Friday 16 July 2010

14 Juillet at Grez-sur-Loing

It's now mid-way through my 31 day stay at the Hotel Chevillon as recipient of a Robert Louis Stevenson Fellowship. Mid-way and yet I feel as if I've been here all my life.

Keith stayed for almost a week but if he'd stayed longer, as we would both have liked, I wouldn't have given time to my writing and that is the point of being here, so leave he had to.

Since then, the paper journal I'm keeping has filled with various thoughts, impressions and musings. None particularly given by a 'muse', perhaps, but valid nonetheless as a record of my time here. I've also taken dozens and dozens of photographs of views ranging from the vast open plains to the tiny world of a grasshopper. Wild flowers, sewn (presumably) at the edges of the fields, also feature in my photographic record. Each photo is a souvenir but also a tool for research to draw on when writing.

For the last week, I've set to work on writing the novel, the idea for which won me this fellowship. I've taken a huge sheet of paper (A2?) and have plotted out the entire story on a time-line. I know what's going to happen, now, and how it's going to end. All I have to do is write it! I like to plan my writing because once the plan is done the writing comes a bit like following a recipe or a knitting pattern. Or maybe the instructions that come with flat-pack furniture from Ikea (whose furniture fills this house). With writing - unlike with furniture from Ikea - there's always room for a little spontaneity, so the story as it's planned may not be the story that appears eventually on the page. Those damned, insistent characters will go and do something their author doesn't expect!

So far, in the last four days, I've banged in almost 10,000 words. First draft stuff, sure to be whittled down, but it's good to see the numbers in the left hand corner of the screen mount up. And there's so much time, here, with so few distractions!

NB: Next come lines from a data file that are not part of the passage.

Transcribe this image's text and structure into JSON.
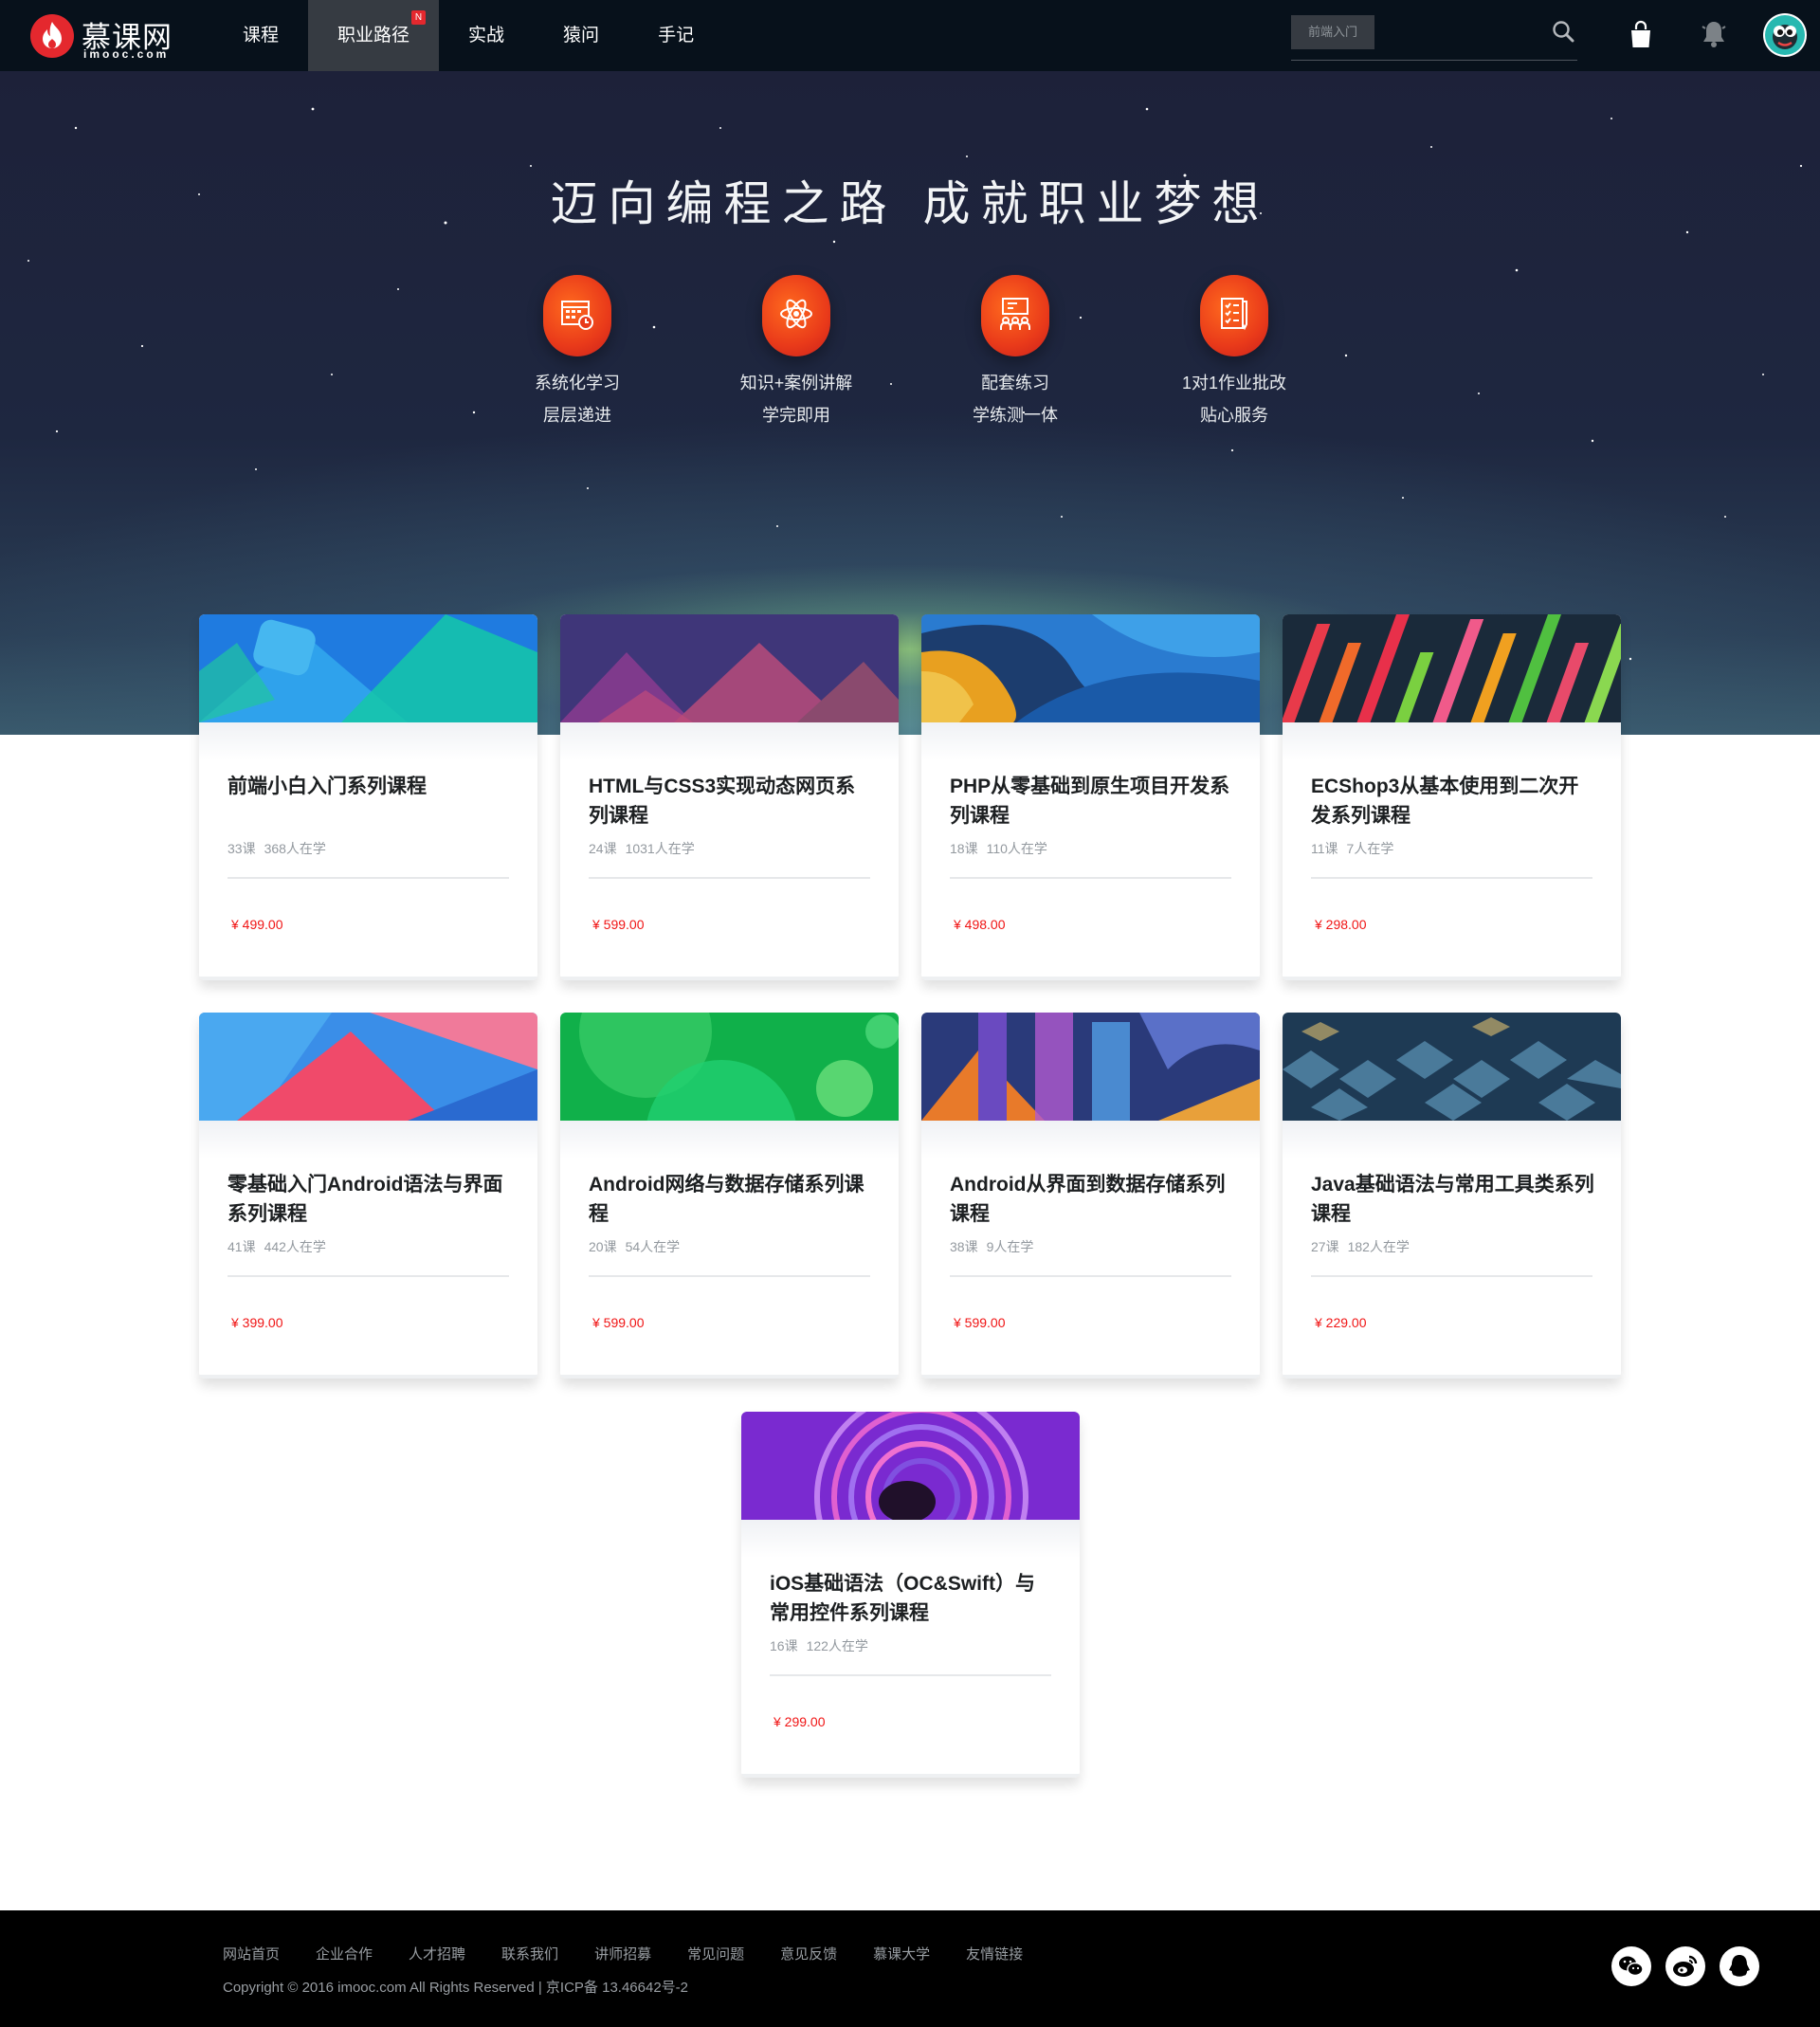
{
  "header": {
    "logo_text": "慕课网",
    "logo_domain": "imooc.com",
    "nav": [
      {
        "label": "课程"
      },
      {
        "label": "职业路径",
        "badge": "N",
        "active": true
      },
      {
        "label": "实战"
      },
      {
        "label": "猿问"
      },
      {
        "label": "手记"
      }
    ],
    "search_tag": "前端入门",
    "icons": [
      "search-icon",
      "shopping-bag-icon",
      "bell-icon",
      "avatar"
    ]
  },
  "hero": {
    "title": "迈向编程之路 成就职业梦想",
    "features": [
      {
        "line1": "系统化学习",
        "line2": "层层递进",
        "icon": "calendar-icon"
      },
      {
        "line1": "知识+案例讲解",
        "line2": "学完即用",
        "icon": "atom-icon"
      },
      {
        "line1": "配套练习",
        "line2": "学练测一体",
        "icon": "classroom-icon"
      },
      {
        "line1": "1对1作业批改",
        "line2": "贴心服务",
        "icon": "checklist-icon"
      }
    ]
  },
  "courses": [
    {
      "title": "前端小白入门系列课程",
      "lessons": "33课",
      "students": "368人在学",
      "price": "¥ 499.00"
    },
    {
      "title": "HTML与CSS3实现动态网页系列课程",
      "lessons": "24课",
      "students": "1031人在学",
      "price": "¥ 599.00"
    },
    {
      "title": "PHP从零基础到原生项目开发系列课程",
      "lessons": "18课",
      "students": "110人在学",
      "price": "¥ 498.00"
    },
    {
      "title": "ECShop3从基本使用到二次开发系列课程",
      "lessons": "11课",
      "students": "7人在学",
      "price": "¥ 298.00"
    },
    {
      "title": "零基础入门Android语法与界面系列课程",
      "lessons": "41课",
      "students": "442人在学",
      "price": "¥ 399.00"
    },
    {
      "title": "Android网络与数据存储系列课程",
      "lessons": "20课",
      "students": "54人在学",
      "price": "¥ 599.00"
    },
    {
      "title": "Android从界面到数据存储系列课程",
      "lessons": "38课",
      "students": "9人在学",
      "price": "¥ 599.00"
    },
    {
      "title": "Java基础语法与常用工具类系列课程",
      "lessons": "27课",
      "students": "182人在学",
      "price": "¥ 229.00"
    },
    {
      "title": "iOS基础语法（OC&Swift）与常用控件系列课程",
      "lessons": "16课",
      "students": "122人在学",
      "price": "¥ 299.00"
    }
  ],
  "footer": {
    "links": [
      "网站首页",
      "企业合作",
      "人才招聘",
      "联系我们",
      "讲师招募",
      "常见问题",
      "意见反馈",
      "慕课大学",
      "友情链接"
    ],
    "copyright": "Copyright © 2016 imooc.com All Rights Reserved | 京ICP备 13.46642号-2",
    "social": [
      "wechat-icon",
      "weibo-icon",
      "qq-icon"
    ]
  },
  "colors": {
    "header_bg": "#07111b",
    "accent": "#f01414",
    "brand_red": "#e4282e",
    "footer_bg": "#000000"
  }
}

One distraction I did manage to find was the 14 Juillet celebrations. The little town of Grez-sur-Loing knows how to party. This photo shows the Place de la Republique early in the evening. After the majorettes had performed and everyone had eaten their fill of Moules Frites Fraiches and whatever the bar had to offer, the dancing began. Oh, the open air French family parties I remember from the past, when we lived to the south in Cap d'Ail! The air balmy but milder in the evening and heavy with lavender scent. The teenage girls unable to keep away from the dancefloor while the teenage boys are out of sight, frightening the townspeople by firing bangers, firecrackers, or whatever they're called. Then, the mothers and grandmothers dancing with the youngest ones while the fathers and grandfathers stand around, as strong a presence as the earth and winning points just for being there. And this Grez party was just like the ones I remember from the south, except that there was no Keith for me to dance with, along with the rest of the older couples, after the children had gone to bed!

At eleven o'clock, the crowds flowed over the bridge and through the forest, young ones carrying paper lanterns held out on canes, half a mile or so to the lakes where the fireworks that followed mirrored themselves in the placid water. While the swans and ducks, presumably, hid their heads under their wings and tried to sleep!